Taking time gives our memories value.

Take time with your loved ones this holiday season. If the burden becomes too much, seek help from a trained counselor who can guide you through the process of enjoying your present and embracing your past.

Useful tips for less stress this holiday season

As the Veteran’s Day Weekend officially kicks off two month of craziness, it is a good time to remember the tips to get you through this holiday season.

Autism Spectrum Therapies (http://news.yahoo.com/autism-spectrum-therapies-suggestions-stress-free-holiday-season-082755126.html) started this list, but here’s my tweaks and additions that make it useful for everyone.

Work as a team to preserve critical routines

As a family, when you start making holiday plans, be precise and honest with family. Work out ways to preserve critical routines- like bedtimes and family dinners- throughout the holiday season. The key is to remind all family members and friends that you need their help to make things work smoothly, that you need to work as a team during the holidays.
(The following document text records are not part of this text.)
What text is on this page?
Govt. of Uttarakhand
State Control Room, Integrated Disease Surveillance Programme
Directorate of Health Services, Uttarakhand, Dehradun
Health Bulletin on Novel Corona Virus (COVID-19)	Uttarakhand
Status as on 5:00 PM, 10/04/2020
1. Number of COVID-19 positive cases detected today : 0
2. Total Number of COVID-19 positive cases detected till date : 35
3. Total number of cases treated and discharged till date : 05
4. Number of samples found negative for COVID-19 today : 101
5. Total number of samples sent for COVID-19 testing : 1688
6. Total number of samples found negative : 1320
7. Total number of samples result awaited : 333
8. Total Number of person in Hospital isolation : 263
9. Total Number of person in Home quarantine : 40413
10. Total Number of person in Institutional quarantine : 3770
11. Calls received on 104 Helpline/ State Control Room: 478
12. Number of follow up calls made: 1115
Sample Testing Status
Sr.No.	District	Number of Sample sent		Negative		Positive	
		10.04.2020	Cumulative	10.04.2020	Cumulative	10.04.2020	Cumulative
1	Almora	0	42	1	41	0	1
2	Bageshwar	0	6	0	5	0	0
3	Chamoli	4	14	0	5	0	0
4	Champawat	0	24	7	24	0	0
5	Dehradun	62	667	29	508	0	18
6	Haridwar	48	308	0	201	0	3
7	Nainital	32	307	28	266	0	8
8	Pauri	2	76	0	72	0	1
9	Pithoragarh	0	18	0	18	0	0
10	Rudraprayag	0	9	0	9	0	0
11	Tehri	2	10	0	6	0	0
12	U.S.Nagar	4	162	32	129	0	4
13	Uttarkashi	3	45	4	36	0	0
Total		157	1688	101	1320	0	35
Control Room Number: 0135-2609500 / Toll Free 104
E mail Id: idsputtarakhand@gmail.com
For kids- especially those struggling with ADHD, Autism, and other disorders- the disruption in a regular schedule causes anxiety. When you mix this in with the excitement of presents and family any kid will have trouble. Communicate the changes to your kids, tell them what to expect. For younger kids, use social stories to ease into major changes in routines. Children with ADHD respond well to visualized routines. Be creative, use your imagination, think in kid-terms about how to get them to remember.

 Ease into the season and out of it

If you’re like me you want it to go from boring to wonderful in 10 minutes flat. Kids struggle with this though. When you have a poor concept of time it’s hard to remember that those presents aren’t for opening, and that there’s still 2 weeks of school left before winter break. A simple way to overcome this sudden shift that changes your kids into entirely different creatures is to start decorating early and in stages rather than changing the entire home all at once- beginning with an advent calendar (even if it’s homemade). For younger children it’s also important to allow them to interact with the decorations and help put them in place.

When you’re done, back out of the holiday’s the same way. It allows for an easier transition back into the normal, and extends the holiday feeling just a little longer.

Plan Your Shopping Time

I don’t know why I always wait to shop… it’s probably the traffic and all the people that just make it impossible to get into the stores before the last week. But these last minuet scurries wreak havoc on our little ones. Our stress becomes there’s and anxieties are increased when we’re suddenly not there.

Minimize these last-minute shopping trips. For children who rely on routines and react to abrupt changes, unexpected shopping trips can be stressful. And, if your child will accompany you during holiday shopping, plan enough time to allow them to gradually adapt to the intense holiday stimuli found in many stores.

Opening Presents

All the paper, all the toys, if your house is like mine present time can be a lot of craziness. Get through it by sharing the ground rules up front. When opening gifts as a family use an object, such as a small ornament, to show whose turn it is. This sets the stage for children to know that they need to take their time- not rush through all their presents at once. The individual holding the object should be the one to open the next gift. For young children, other’s gifts may look fun too! Prepare siblings and young relatives to share their new gifts by example.

A little planning ahead can go a long way this season.

If you have any other tips I would love to hear about them.